Chiracs Geschäftsreise nach China

Frankreichs Präsident schützt China vor Kritik an seiner Menschenrechtspolitik. Jetzt darf Airbus für Milliarden Mark Flugzeuge liefern  ■ Aus Paris Dorothea Hahn

Schweigen lohnt sich – zumindest wenn es um die Menschenrechte in China geht: Am zweiten Tag seiner Geschäftsreise auf den weltweit größten Markt hatte der französische Staatspräsident Jacques Chirac gestern bereits Aufträge im Gegenwert von mehreren Milliarden (Mark!) im Koffer, darunter den Verkauf von 30 Airbussen sowie die gemeinsame Entwicklung eines Regionalflugzeuges für 100 Passagiere. Der China-Coup, der Chirac zehn Tage vor den französischen Parlamentswahlen gelang, wird in Frankreich und dem Rest Europas Tausende von Arbeitsplätzen schaffen.

Bis zum Jahr 2000 will China, das bereits im vergangenen Jahr 13 Airbusse einkaufte, zusätzlich zehn Maschinen des Typs A 320 sowie zwanzig Maschinen vom Typ A 321 kaufen.
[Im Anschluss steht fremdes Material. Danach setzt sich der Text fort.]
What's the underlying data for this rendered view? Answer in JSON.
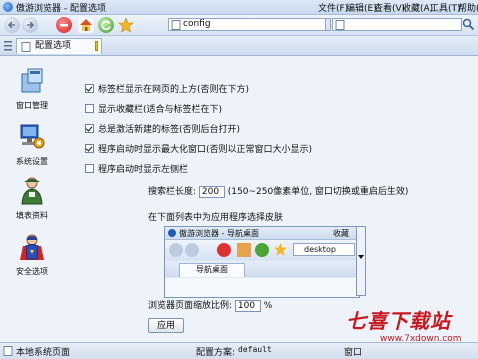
{
  "window": {
    "title": "傲游浏览器 - 配置选项"
  },
  "menu": [
    "文件(F)",
    "编辑(E)",
    "查看(V)",
    "收藏(A)",
    "工具(T)",
    "帮助(H)"
  ],
  "address": {
    "value": "config"
  },
  "tab": {
    "label": "配置选项"
  },
  "sidebar": {
    "items": [
      {
        "label": "窗口管理"
      },
      {
        "label": "系统设置"
      },
      {
        "label": "填表资料"
      },
      {
        "label": "安全选项"
      }
    ]
  },
  "options": [
    {
      "label": "标签栏显示在网页的上方(否则在下方)",
      "checked": true
    },
    {
      "label": "显示收藏栏(适合与标签栏在下)",
      "checked": false
    },
    {
      "label": "总是激活新建的标签(否则后台打开)",
      "checked": true
    },
    {
      "label": "程序启动时显示最大化窗口(否则以正常窗口大小显示)",
      "checked": true
    },
    {
      "label": "程序启动时显示左侧栏",
      "checked": false
    }
  ],
  "search_length": {
    "label": "搜索栏长度:",
    "value": "200",
    "hint": "(150~250像素单位, 窗口切换或重启后生效)"
  },
  "skin_label": "在下面列表中为应用程序选择皮肤",
  "preview": {
    "title": "傲游浏览器 - 导航桌面",
    "menu_right": "收藏",
    "address": "desktop",
    "tab": "导航桌面"
  },
  "zoom": {
    "label": "浏览器页面缩放比例:",
    "value": "100",
    "unit": "%"
  },
  "apply_button": "应用",
  "status": {
    "left": "本地系统页面",
    "scheme_label": "配置方案:",
    "scheme_value": "default",
    "right": "窗口"
  },
  "watermark": {
    "main": "七喜下载站",
    "url": "www.7xdown.com"
  },
  "colors": {
    "accent": "#1b5fb4",
    "watermark": "#c8171e"
  }
}
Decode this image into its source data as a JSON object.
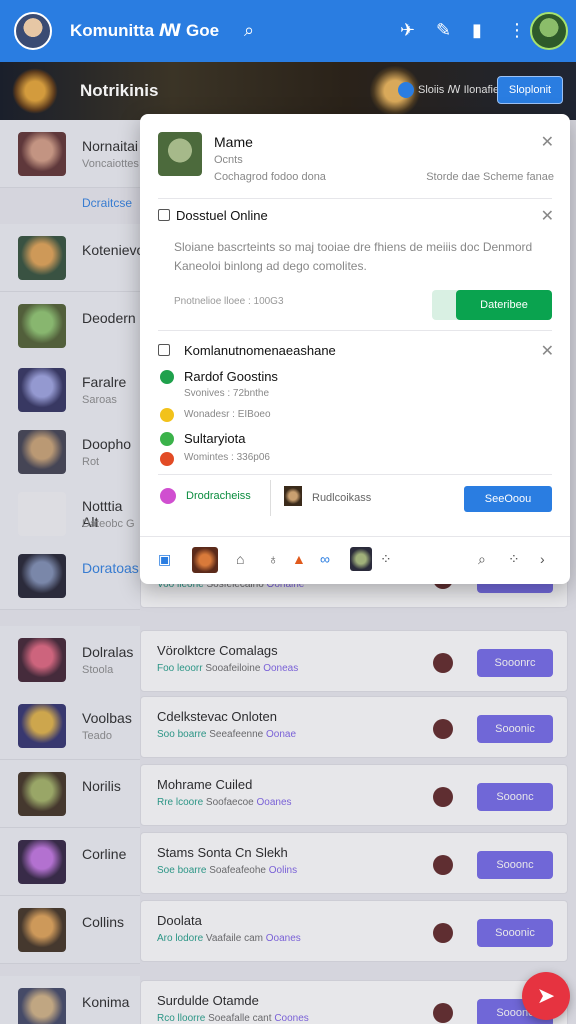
{
  "topbar": {
    "title": "Komunitta ꟿ Goe",
    "icons": [
      "search-icon",
      "pin-icon",
      "edit-icon",
      "bookmark-icon",
      "more-icon"
    ]
  },
  "banner": {
    "title": "Notrikinis",
    "status": "Sloiis ꟿ Ilonafie",
    "button": "Sloplonit"
  },
  "rows": [
    {
      "name": "Nornaitai",
      "sub": "Voncaiottes",
      "link": "Dcraitcse"
    },
    {
      "name": "Kotenievo",
      "sub": ""
    },
    {
      "name": "Deodern",
      "sub": ""
    },
    {
      "name": "Faralre",
      "sub": "Saroas"
    },
    {
      "name": "Doopho",
      "sub": "Rot"
    },
    {
      "name": "Notttia Alt",
      "sub": "Dateobc G"
    },
    {
      "name": "Doratoas",
      "sub": ""
    },
    {
      "name": "Dolralas",
      "sub": "Stoola"
    },
    {
      "name": "Voolbas",
      "sub": "Teado"
    },
    {
      "name": "Norilis",
      "sub": ""
    },
    {
      "name": "Corline",
      "sub": ""
    },
    {
      "name": "Collins",
      "sub": ""
    },
    {
      "name": "Konima",
      "sub": ""
    }
  ],
  "cards": [
    {
      "title": "",
      "meta1": "Voo lleone",
      "meta2": "Sosfelecaino",
      "meta3": "Oohaine",
      "button": ""
    },
    {
      "title": "Vörolktcre Comalags",
      "meta1": "Foo leoorr",
      "meta2": "Sooafeiloine",
      "meta3": "Ooneas",
      "button": "Sooonrc"
    },
    {
      "title": "Cdelkstevac Onloten",
      "meta1": "Soo boarre",
      "meta2": "Seeafeenne",
      "meta3": "Oonae",
      "button": "Sooonic"
    },
    {
      "title": "Mohrame Cuiled",
      "meta1": "Rre lcoore",
      "meta2": "Soofaecoe",
      "meta3": "Ooanes",
      "button": "Sooonc"
    },
    {
      "title": "Stams Sonta Cn Slekh",
      "meta1": "Soe boarre",
      "meta2": "Soafeafeohe",
      "meta3": "Oolins",
      "button": "Sooonc"
    },
    {
      "title": "Doolata",
      "meta1": "Aro lodore",
      "meta2": "Vaafaile cam",
      "meta3": "Ooanes",
      "button": "Sooonic"
    },
    {
      "title": "Surdulde Otamde",
      "meta1": "Rco lloorre",
      "meta2": "Soeafalle cant",
      "meta3": "Coones",
      "button": "Sooonc"
    }
  ],
  "popup": {
    "name": "Mame",
    "sub": "Ocnts",
    "meta_left": "Cochagrod fodoo dona",
    "meta_right": "Storde dae Scheme fanae",
    "sec1_title": "Dosstuel Online",
    "description": "Sloiane bascrteints so maj tooiae dre fhiens de meiiis doc Denmord Kaneoloi binlong ad dego comolites.",
    "small_meta": "Pnotnelioe lloee : 100G3",
    "join_button": "Dateribee",
    "sec2_title": "Komlanutnomenaeashane",
    "items": [
      {
        "title": "Rardof Goostins",
        "sub": "Svonives : 72bnthe"
      },
      {
        "title": "",
        "sub": "Wonadesr : EIBoeo"
      },
      {
        "title": "Sultaryiota",
        "sub": "Womintes : 336p06"
      }
    ],
    "footer_left": "Drodracheiss",
    "footer_mid": "Rudlcoikass",
    "footer_button": "SeeOoou"
  }
}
Wert des Geschäftes, für das sich US-Konkurrent Boeing auch interessiert hatte: zwei Milliarden Mark.

Der China-Auftrag, zusammen mit der Zusage des Iran, der ebenfalls zehn Airbusse kaufen will, wird in der Airbus-Stadt Toulouse 3.600 Arbeitsplätze sichern, verlautete bei Airbus.

Außer den Luftfahrt-Coups erhielt Chirac in China gestern eine Lizenz für den französischen Versicherungskonzern Axa-UAP. Über weitere Geschäfte wurde verhandelt.

Einen Teil des Preises für das China-Geschäft hatte Chirac bereits vorab entrichtet. Anfang April hatte Frankreich, zusammen mit seinen europäischen Partnern im Airbus-Konsortium (die deutsche Dasa, die französische Aerospatial, die Britisch Aerospace und die spanische Casa) verhindert, daß die UNO die Menschenrechtsverletzungen in China verurteilte, wie sie es seit dem Massaker auf dem Tiananmen-Platz in Peking im Juni 1989 alljährlich getan hatte.

Die kleinen europäischen Länder, die im April dennoch – und vergeblich – versuchten, die UN- Resolution gegen China zustande zu bringen, erhielten inzwischen Ausladungen aus Peking.

Chirac hingegen, der auch noch seinen ursprünglich geplanten Abstecher nach Hongkong abgesagt hat (offizielle Begründung: Zeitmangel wegen des Wahlkampfes in Frankreich), und der selbstverständlich den Dalai Lama, der vorige Woche in Frankreich weilte, nicht empfangen hat, durfte mit mehreren Dutzend französischer Manager anreisen. Gestern hatte er nach einem Treffen mit Chinas Präsident Jiang Zemin sogar als erster ausländischer Staatschef die Ehre, eine Rede in der Eliteschule der chinesischen Verwaltung halten zu dürfen. Die Freilassung von Dissidenten wie Wei Jingsheng durfte Frankreichs Außenminister Hervé de Charette fordern. Das war nicht Chefsache.